Today is Lincolnshire Day celebrated every year on 1st October to mark the anniversary of the Lincolnshire Rising, a revolt by Catholics against the establishment of the Church of England by Henry VIII in 1536. The first official Lincolnshire Day was held in 2006 to commemorate the uprising. The date was voted on by readers of Lincolnshire Life magazine and BBC Radio Lincolnshire listeners. The day aims to encourage local people, often known as yellowbellies, as well as those who have moved from the county, to honor the historical event along with Lincolnshire’s traditions, past and culture. Some people dress up in yellow to celebrate the day, while others hold local events and decorate their workplaces with Lincolnshire flags.
I have honored Lincolnshire numerous times in my posts because of famous sites and events, or because of famous people from Lincolnshire, such as, Sir Isaac Newton, Alfred Lord Tennyson, Matthew Flinders, Joseph Banks, and George Boole. Lincolnshire is home to the famous Red Arrows RAF display team, Lincoln Cathedral, the Lincolnshire Wolds and original copies of the Magna Carta (1215) and Charter of the Forest (1217).
Lincolnshire is also the putative home of a famous poacher, immortalized in a ballad that is sometimes referred to as a folk song, but is really an old broadside of unknown origin. It made it into numerous song books for schools, and I expect everyone who went to school in England in my era knows it. Here it is played by the Grenadier Guards. It is the regimental march of the Royal Anglian Regiment (and they are nicknamed The Poachers):
This might lead you to cook hare or deer in celebration, but Lincolnshire is much better known for its pork products. I have given recipes for Lincolnshire haslet, and pork pies already. Now I will turn my attention to Lincolnshire sausages.
Lincolnshire sausages are made with coarsely chopped or ground pork mixed with binders, seasonings and a preservative. Traditionally, the dominant seasoning flavor has always been sage, although some modern recipes include other herbs, such as parsley or thyme, and flavorings such as onion. Efforts to standardize and control the manufacture of Lincolnshire sausages have resulted in a proposed ingredients list to which future manufacturers of Lincolnshire sausages may have to adhere:
British pork, coarse cut, minimum meat content 70%
Maximum fat content 25%
Sage, salt and pepper
Natural pork casings (or sheep casings, for chipolata-style sausages)

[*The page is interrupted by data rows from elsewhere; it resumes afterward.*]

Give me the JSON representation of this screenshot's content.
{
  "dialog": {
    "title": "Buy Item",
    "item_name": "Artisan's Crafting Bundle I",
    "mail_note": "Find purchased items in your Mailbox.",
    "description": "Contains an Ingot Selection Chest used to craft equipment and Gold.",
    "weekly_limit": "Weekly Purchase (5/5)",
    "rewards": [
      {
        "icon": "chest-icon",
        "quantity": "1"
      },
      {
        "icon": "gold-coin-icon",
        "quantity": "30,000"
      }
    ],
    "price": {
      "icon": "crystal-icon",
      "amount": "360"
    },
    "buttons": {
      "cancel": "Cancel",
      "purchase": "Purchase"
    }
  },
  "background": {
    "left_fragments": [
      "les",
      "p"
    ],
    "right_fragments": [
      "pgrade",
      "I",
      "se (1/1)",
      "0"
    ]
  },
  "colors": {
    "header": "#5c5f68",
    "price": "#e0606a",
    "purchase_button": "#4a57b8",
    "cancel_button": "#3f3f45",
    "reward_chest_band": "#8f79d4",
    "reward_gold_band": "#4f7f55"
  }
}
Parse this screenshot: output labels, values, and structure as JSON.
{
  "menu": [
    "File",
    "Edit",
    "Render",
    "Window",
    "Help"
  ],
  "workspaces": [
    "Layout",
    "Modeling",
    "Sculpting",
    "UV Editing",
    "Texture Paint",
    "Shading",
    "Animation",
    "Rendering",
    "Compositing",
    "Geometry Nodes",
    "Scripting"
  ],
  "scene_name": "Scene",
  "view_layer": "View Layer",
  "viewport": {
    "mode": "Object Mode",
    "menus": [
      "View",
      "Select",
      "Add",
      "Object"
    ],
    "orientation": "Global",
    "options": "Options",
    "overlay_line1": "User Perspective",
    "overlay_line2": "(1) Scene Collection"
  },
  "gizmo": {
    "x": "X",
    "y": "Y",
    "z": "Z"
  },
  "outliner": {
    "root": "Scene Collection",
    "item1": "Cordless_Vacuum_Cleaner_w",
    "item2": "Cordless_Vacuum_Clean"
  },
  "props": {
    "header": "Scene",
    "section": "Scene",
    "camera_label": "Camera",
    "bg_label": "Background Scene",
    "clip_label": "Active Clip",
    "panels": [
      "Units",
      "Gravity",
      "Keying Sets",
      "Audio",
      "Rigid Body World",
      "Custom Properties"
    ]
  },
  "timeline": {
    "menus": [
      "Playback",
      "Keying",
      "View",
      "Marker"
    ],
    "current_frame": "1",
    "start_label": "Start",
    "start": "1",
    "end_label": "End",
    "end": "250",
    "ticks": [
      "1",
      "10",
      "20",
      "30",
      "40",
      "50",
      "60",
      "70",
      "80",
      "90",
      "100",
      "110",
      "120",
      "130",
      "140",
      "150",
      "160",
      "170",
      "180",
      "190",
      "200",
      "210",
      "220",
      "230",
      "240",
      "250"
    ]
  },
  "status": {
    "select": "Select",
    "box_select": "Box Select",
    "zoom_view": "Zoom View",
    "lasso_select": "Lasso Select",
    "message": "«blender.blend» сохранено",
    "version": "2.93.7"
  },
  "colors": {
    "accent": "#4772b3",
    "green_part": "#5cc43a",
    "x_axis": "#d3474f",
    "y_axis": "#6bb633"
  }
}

Sulphite preservative (to 450 ppm maximum)
Unlike the Cumberland sausage, there is no standard width or length for a Lincolnshire sausage. Commonly, the variety is associated with a broader style, but Lincolnshire chipolata sausages are also widely available. In 2004, a group of 13 Lincolnshire butchers, led by the large sausage-producing firm of George Adams & Sons, began moves to protect the name of the Lincolnshire sausage, applying for Protected Geographical Indication (PGI) status under European Union law, which may go by the wayside under Brexit. In support of the PGI application, the Lincolnshire Sausage Association was formed in early 2006. Under these proposals, to qualify as a ‘Lincolnshire’ sausage, not only would a sausage have to be manufactured in the county, but it would also have to conform to the standard ingredient list, above.
Bangers and mash are, therefore, on the menu today with a gravy seasoned with sage and onions.